[Math] How to break XOR cipher with repeating key

cryptography

I need to crack a stream cipher with a repeating key.

The length of the key is definitely 16. Each key can be any of the characters numbered 32-126 in ASCII.

The algorithm goes like this:

Let's say you have a plain text:

"Welcome to Q&A for people studying math at any level and professionals in related fields."

Let's say that the password is:

"0123456789abcdef"

Then, to encrypt the plaintext, just XOR them together. If the key isn't long enough, just repeat it. e.g.,

Welcome to Q&A for people studying math at any level and professionals in related fields.

                                 XOR

0123456789abcdef0123456789abcdef0123456789abcdef0123456789abcdef0123456789ab

I have 2 English messages encrypted with the above algorithm and with the same key.
I know about the communicative property of xor and that it can be exploited for the example above.
I've read that this is a pretty weak cipher and it has been cracked. However, I have no idea how to do it. So, where can I find a cryptanalysis tool to do it for me?

Best Answer

Take the two encrypted messages and XOR them with each other. You'll get the XOR of the two original, unencrypted messages since the identical keys cancel out. Deciphering this just requires patience and a good understanding of the encoding (what exactly is being XORed - the ASCII values of the letters? Some other binary encoding? Are spaces retained?).
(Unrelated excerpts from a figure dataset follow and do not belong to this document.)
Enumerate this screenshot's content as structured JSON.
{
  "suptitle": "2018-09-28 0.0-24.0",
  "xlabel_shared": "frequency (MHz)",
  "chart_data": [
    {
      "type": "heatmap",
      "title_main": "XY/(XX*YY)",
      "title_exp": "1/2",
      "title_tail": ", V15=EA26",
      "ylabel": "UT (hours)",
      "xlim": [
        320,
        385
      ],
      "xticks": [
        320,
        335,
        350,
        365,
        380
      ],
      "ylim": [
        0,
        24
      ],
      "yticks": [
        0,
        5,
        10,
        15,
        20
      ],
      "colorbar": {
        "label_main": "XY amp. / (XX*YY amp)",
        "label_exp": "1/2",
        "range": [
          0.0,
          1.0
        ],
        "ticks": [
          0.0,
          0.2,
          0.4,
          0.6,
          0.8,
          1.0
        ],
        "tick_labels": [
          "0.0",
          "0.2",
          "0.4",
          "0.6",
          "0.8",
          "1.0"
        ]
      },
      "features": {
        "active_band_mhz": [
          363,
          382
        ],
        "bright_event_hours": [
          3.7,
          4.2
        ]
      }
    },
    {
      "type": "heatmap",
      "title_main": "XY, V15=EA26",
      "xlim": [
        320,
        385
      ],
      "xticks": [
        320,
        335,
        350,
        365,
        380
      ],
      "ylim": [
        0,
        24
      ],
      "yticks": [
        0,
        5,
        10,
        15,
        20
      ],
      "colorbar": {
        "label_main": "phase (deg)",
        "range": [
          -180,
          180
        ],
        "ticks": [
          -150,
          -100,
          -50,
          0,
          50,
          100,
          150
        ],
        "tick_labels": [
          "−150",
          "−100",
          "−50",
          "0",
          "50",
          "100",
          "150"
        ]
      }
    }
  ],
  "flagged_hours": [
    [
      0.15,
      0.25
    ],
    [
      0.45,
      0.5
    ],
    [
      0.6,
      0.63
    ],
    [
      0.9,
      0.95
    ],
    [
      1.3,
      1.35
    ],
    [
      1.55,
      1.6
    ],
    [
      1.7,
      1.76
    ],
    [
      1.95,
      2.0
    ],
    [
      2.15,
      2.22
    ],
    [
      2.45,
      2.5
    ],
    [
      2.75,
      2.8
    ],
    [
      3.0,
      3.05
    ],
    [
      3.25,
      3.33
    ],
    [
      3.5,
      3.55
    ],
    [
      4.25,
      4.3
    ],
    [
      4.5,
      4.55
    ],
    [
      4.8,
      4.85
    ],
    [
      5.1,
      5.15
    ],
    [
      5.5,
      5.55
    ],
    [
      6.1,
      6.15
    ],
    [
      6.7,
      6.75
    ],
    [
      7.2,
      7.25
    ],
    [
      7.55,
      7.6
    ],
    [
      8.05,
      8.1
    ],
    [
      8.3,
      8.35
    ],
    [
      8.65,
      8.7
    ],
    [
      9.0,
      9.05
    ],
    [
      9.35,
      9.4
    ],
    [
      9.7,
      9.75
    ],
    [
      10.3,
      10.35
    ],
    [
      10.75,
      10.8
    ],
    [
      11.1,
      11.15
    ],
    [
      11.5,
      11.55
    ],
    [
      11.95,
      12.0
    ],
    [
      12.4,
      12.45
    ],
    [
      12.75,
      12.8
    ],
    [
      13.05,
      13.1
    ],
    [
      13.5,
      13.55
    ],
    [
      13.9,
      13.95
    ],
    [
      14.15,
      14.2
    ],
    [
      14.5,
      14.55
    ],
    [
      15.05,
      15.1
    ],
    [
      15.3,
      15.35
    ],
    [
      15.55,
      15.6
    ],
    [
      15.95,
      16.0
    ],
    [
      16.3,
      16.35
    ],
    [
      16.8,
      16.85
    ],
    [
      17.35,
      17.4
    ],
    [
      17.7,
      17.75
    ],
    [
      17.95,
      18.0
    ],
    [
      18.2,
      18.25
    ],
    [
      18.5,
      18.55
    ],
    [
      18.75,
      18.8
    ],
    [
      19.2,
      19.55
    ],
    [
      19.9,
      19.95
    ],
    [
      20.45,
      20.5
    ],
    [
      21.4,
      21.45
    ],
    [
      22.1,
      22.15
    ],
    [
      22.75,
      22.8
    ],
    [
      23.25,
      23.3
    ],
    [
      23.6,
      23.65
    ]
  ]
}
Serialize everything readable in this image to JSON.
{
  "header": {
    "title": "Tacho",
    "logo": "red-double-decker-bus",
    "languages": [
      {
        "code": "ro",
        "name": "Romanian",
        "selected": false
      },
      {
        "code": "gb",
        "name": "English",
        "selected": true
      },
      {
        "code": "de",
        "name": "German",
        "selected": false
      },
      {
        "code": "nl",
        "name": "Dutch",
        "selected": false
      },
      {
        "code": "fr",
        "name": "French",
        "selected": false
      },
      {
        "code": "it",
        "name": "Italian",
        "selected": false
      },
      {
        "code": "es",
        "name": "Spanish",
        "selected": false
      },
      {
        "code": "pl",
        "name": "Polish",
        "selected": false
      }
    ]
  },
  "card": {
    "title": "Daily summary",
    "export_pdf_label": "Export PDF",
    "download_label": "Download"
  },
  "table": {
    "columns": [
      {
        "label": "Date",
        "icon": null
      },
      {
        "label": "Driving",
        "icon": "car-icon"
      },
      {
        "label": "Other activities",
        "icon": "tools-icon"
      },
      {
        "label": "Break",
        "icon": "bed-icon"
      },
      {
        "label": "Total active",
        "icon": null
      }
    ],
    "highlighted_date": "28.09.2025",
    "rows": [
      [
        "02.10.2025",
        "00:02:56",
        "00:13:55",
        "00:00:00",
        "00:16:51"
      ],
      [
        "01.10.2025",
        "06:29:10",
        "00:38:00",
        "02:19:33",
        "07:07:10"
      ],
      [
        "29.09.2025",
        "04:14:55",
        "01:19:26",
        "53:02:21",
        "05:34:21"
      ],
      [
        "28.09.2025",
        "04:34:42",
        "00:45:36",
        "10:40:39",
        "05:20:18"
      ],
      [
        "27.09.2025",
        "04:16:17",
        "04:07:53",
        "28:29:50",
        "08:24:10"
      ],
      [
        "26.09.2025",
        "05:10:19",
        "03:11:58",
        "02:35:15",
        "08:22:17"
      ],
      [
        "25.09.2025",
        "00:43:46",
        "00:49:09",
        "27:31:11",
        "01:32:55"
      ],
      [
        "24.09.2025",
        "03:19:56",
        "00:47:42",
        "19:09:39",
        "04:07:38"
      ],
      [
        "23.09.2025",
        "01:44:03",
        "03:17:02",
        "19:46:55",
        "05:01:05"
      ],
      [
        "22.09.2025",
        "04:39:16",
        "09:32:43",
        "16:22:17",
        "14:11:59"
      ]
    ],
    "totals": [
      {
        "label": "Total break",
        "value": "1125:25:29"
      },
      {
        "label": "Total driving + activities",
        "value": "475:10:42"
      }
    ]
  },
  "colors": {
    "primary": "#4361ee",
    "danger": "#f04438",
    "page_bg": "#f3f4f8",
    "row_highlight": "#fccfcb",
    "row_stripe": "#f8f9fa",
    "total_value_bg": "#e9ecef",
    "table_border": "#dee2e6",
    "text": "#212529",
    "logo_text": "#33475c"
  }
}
You can try some common words and letter combinations and look for places where XORing the word with the ciphertext yields an English-looking string (which would then be the corresponding word or letter combination at the other text). Also, the ciphertext will likely have numerous 0 values corresponding to places where both messages have the same letter. Such matches are more likely to be a pair of E's or a pair of Spaces than a pair of Q's or X's.

Having said all that, I don't know where you can find a tool to do it for you, and if you find one it'll be very sensitive to the particular encoding. It's much more fun to do this yourself.

EDIT: in the comments you're mentioning that it's indeed ASCII encoding. This makes the task much easier since many 8-bit sequences don't correspond to any legal ASCII character at all. Make a table of all the possible XORs of legal ASCII characters in your plain text and this will tell you, for each position in your text, what are the possible pairs of letters from the two messages.